To be sure, nothing is so important as the soul—nothing is of so much moment as religion, and the question "Is this God's book or is it not?" is the question of questions. It underlies all things, and he who is wise would drop all other things and undergo any toil and make any studies that should fit him to judge understandingly on this point. But I speak from experience when I say that the course of study in christian America is so arranged that a boy, from the grammar school upward till he graduates, is so fully pressed and overladen with all other studies that there is no probability that he will find the time or the inclination for such investigation.

In most cases he will do just what I did, throw himself upon the studies proposed to him, work enough to meet the demands of the hour, and put off the acquisition of that more important knowledge to an indefinite future, and sigh, and go backward in his faith.

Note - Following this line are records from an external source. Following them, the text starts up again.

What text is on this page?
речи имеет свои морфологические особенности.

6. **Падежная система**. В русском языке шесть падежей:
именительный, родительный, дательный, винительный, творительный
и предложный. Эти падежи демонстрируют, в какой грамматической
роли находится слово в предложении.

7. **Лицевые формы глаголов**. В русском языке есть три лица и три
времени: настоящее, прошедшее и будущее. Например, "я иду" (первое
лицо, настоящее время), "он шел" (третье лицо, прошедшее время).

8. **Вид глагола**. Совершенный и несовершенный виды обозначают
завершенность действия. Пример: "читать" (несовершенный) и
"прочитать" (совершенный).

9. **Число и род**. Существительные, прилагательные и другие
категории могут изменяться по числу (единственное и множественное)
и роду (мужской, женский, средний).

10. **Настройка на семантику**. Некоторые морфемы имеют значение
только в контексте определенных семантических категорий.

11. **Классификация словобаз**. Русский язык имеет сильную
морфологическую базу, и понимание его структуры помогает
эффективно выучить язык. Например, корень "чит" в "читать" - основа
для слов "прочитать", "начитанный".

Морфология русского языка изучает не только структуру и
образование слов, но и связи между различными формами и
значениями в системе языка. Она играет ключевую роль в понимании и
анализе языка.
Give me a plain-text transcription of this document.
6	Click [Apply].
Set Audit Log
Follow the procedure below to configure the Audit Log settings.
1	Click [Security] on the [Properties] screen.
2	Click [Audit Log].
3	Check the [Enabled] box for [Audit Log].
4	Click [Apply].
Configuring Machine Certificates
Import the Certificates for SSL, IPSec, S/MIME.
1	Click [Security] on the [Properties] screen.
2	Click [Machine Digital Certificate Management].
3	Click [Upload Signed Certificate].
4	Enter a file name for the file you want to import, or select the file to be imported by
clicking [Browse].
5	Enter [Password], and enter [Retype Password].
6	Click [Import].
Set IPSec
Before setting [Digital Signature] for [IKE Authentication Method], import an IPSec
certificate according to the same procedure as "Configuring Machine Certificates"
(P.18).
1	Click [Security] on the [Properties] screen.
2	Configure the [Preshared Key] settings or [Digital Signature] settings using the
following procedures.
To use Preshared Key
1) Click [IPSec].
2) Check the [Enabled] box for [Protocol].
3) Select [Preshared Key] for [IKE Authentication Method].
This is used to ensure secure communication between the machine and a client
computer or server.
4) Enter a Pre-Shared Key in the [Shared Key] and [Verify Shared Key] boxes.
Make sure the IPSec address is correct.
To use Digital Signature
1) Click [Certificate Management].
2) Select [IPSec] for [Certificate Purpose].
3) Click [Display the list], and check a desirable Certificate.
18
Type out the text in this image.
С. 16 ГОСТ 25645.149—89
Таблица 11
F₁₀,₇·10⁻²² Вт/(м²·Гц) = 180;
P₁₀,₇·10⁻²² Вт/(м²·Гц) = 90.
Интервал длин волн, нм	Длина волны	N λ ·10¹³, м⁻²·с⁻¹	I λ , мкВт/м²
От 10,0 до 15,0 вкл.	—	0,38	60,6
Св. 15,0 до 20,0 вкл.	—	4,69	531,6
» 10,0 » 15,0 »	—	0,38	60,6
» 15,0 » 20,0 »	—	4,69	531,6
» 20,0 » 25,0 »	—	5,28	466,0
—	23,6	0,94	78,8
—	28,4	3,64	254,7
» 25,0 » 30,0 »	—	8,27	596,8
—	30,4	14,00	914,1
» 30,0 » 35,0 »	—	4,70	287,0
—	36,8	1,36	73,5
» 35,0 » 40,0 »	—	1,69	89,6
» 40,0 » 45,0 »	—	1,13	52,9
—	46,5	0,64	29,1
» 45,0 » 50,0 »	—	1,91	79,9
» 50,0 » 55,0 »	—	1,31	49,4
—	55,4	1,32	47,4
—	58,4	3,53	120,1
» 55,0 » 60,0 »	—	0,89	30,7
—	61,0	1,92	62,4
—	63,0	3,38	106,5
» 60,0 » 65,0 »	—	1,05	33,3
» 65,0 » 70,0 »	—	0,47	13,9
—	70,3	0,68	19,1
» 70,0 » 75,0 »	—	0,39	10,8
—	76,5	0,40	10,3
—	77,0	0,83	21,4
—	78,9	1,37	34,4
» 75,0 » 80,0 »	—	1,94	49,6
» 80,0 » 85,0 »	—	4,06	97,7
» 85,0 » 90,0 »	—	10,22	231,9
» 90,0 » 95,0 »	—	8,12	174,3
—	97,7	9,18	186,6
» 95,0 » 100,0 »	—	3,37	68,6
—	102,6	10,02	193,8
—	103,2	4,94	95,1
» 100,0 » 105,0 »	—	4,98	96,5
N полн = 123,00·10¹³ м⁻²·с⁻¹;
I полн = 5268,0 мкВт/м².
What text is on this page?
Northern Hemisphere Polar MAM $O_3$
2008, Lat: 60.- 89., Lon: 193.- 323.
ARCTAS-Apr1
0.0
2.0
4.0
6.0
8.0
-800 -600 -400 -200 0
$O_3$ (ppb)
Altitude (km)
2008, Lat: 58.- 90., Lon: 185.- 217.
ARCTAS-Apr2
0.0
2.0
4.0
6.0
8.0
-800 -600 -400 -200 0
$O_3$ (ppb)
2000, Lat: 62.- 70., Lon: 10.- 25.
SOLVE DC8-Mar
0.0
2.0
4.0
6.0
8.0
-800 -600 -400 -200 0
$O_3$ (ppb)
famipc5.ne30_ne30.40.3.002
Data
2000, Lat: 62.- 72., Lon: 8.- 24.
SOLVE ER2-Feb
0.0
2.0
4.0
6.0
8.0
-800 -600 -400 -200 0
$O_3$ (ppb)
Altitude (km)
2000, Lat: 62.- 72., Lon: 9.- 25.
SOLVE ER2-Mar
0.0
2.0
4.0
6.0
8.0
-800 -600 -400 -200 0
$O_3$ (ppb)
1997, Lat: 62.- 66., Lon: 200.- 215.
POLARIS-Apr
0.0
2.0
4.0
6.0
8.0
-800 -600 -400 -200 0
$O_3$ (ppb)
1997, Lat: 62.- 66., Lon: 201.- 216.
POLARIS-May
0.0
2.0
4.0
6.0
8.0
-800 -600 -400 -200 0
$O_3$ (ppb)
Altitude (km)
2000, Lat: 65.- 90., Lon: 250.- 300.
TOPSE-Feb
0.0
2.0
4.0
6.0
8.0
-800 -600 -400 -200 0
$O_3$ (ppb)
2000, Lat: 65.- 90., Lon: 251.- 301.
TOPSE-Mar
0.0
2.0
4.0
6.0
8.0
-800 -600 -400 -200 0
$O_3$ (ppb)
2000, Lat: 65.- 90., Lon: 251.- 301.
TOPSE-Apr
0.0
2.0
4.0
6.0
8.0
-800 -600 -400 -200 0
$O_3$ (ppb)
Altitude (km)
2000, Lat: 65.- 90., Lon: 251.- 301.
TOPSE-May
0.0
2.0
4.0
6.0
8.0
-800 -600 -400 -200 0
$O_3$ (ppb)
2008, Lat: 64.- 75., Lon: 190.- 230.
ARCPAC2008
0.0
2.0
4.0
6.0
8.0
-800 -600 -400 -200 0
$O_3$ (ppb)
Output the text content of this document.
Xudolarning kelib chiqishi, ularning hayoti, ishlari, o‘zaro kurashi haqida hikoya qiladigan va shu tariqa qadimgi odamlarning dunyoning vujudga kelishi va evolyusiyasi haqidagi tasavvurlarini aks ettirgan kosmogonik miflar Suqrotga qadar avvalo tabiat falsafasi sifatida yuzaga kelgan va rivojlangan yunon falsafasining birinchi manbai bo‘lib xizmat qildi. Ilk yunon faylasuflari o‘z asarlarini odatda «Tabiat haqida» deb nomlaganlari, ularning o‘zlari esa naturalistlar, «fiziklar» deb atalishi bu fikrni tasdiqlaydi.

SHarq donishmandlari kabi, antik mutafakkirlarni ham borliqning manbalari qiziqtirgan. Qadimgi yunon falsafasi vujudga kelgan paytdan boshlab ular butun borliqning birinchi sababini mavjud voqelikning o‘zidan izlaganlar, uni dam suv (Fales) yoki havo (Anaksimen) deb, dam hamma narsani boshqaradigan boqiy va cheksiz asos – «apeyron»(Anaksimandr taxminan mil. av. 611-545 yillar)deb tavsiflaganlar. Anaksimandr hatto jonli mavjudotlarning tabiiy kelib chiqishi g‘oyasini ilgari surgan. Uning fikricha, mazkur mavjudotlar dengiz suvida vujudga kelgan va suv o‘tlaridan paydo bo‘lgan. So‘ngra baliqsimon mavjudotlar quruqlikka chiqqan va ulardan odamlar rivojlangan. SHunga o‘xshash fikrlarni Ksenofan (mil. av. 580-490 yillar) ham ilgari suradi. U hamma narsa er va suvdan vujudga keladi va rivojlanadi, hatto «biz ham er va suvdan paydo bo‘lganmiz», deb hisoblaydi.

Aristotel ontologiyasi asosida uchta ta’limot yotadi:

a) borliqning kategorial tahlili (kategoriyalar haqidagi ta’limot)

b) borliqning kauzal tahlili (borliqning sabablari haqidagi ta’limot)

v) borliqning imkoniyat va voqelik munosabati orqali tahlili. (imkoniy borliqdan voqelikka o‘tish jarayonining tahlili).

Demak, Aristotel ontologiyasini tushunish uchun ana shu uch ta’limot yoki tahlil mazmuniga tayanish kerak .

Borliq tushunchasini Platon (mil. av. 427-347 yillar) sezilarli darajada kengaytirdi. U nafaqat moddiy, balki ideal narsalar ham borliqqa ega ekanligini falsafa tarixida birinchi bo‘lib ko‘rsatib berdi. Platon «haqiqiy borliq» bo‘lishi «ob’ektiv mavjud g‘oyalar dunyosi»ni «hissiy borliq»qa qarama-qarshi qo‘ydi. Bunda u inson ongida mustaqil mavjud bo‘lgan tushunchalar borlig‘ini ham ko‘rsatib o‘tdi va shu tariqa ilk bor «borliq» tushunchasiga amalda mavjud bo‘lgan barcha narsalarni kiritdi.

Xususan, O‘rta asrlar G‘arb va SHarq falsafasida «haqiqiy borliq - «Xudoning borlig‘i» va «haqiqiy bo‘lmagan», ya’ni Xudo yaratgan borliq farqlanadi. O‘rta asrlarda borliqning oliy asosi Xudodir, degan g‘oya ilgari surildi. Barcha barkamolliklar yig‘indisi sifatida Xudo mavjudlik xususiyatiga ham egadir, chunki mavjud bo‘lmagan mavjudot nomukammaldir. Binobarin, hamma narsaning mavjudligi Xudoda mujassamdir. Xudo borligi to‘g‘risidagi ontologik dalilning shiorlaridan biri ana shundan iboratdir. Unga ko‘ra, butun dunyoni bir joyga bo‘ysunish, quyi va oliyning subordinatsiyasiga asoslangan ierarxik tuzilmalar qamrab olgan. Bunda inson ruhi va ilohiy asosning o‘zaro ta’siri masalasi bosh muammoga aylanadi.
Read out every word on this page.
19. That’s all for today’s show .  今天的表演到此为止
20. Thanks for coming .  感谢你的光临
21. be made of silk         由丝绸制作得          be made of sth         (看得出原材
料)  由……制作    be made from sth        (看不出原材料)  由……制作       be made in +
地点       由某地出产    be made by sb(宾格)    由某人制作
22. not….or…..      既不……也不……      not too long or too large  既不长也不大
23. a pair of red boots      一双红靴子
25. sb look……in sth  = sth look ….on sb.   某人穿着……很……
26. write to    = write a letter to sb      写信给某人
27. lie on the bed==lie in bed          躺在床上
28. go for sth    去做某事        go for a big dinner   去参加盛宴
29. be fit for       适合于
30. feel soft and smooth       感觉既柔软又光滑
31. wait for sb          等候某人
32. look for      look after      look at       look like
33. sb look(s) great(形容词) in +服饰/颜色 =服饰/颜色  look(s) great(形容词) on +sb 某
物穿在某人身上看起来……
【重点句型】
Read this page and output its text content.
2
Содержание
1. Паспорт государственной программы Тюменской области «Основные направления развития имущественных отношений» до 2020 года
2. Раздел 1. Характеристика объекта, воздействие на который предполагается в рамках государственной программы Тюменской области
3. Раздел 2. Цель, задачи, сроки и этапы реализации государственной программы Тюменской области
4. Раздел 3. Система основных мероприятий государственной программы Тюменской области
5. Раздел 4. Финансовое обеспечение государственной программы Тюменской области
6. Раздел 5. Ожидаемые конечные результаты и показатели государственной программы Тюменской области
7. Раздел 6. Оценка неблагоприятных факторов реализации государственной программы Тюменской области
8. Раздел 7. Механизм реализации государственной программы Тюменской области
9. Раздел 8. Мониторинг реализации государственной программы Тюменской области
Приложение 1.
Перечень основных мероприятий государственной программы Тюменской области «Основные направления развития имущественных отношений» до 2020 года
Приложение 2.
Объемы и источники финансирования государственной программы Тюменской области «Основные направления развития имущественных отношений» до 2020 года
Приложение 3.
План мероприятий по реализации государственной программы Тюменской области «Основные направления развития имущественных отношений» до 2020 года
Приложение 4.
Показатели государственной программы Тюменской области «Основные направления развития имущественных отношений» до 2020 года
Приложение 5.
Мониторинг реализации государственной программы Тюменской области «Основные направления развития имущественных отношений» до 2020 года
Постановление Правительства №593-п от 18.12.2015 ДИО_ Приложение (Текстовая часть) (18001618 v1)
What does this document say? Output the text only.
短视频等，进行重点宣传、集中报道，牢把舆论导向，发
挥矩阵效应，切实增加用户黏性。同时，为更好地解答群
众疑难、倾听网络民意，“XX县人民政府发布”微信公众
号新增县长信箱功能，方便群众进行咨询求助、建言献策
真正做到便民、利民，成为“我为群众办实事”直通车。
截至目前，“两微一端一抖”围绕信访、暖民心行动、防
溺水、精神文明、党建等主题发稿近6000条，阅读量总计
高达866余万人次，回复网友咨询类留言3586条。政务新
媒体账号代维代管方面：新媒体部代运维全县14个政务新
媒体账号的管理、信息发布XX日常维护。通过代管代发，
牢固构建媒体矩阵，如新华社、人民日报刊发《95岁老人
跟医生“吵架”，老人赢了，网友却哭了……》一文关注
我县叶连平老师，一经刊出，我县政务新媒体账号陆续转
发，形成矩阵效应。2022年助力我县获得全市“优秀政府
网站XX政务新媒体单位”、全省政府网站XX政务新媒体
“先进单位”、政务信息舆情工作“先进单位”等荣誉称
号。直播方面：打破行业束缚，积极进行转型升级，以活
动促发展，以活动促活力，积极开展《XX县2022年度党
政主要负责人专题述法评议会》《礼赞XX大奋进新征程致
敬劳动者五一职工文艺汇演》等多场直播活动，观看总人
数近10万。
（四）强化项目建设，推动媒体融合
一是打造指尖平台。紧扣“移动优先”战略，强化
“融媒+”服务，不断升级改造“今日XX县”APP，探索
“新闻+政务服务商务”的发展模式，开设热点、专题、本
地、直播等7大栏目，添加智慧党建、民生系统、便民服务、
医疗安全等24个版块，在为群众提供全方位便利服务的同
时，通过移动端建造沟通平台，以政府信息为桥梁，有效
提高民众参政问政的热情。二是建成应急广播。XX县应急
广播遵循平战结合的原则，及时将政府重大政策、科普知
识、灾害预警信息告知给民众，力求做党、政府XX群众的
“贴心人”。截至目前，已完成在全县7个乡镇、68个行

But without faith or with a faith trembling and uncertain, how is a man to turn his back on the world that is before him—the world that he can see, hear, touch and taste—to work for the world that is unseen and eternal?

I will not repeat the flattering words that often fell on my ear and said to me, "You can make your way anywhere; you can be anything you please." And then there were voices that said in my heart, "I may have wealth, and with it means of power, of culture, of taste, of luxury. If I only set out for that, I may get it." And then, in contrast, came that life I had seen my father live, in its grand simplicity, in its enthusiastic sincerity, in its exulting sense of joy in what he was doing, down to the last mortal moment, and I wished, oh, how fervently! that I could believe as he did. But to be a minister merely from a sense of duty—to bear the burden of poverty with no perception of the unspeakable riches which Christ hath placed therein—who would not shrink from a life so grating and so cold? To choose the ministry as a pedestal for oratory and self-display and poetic religious sentiment, and thus to attain distinction and easy position, and the command of fashionable luxury, seemed to me a temptation to desecration still more terrible, and I dreaded the hour which should close my college life and make a decision inevitable.

It was with a sober and sad heart that I closed my college course and parted from class-mates—jolly fellows with whom had rolled away the four best years of my life—years that as one goes on afterwards in age look brighter and brighter in the distance. It was a lonesome and pokerish operation to dismantle the room that had long been my home, to bargain away my furniture, pack my books, and bid a final farewell to all the old quiddities and oddities that I had grown attached to in the quaint little village. The parting from Alma Mater is a second leaving of home—and this time for the great world. There is no staving off the battle of life now—the tents are struck, the camp-fires put out, and one must be on the march.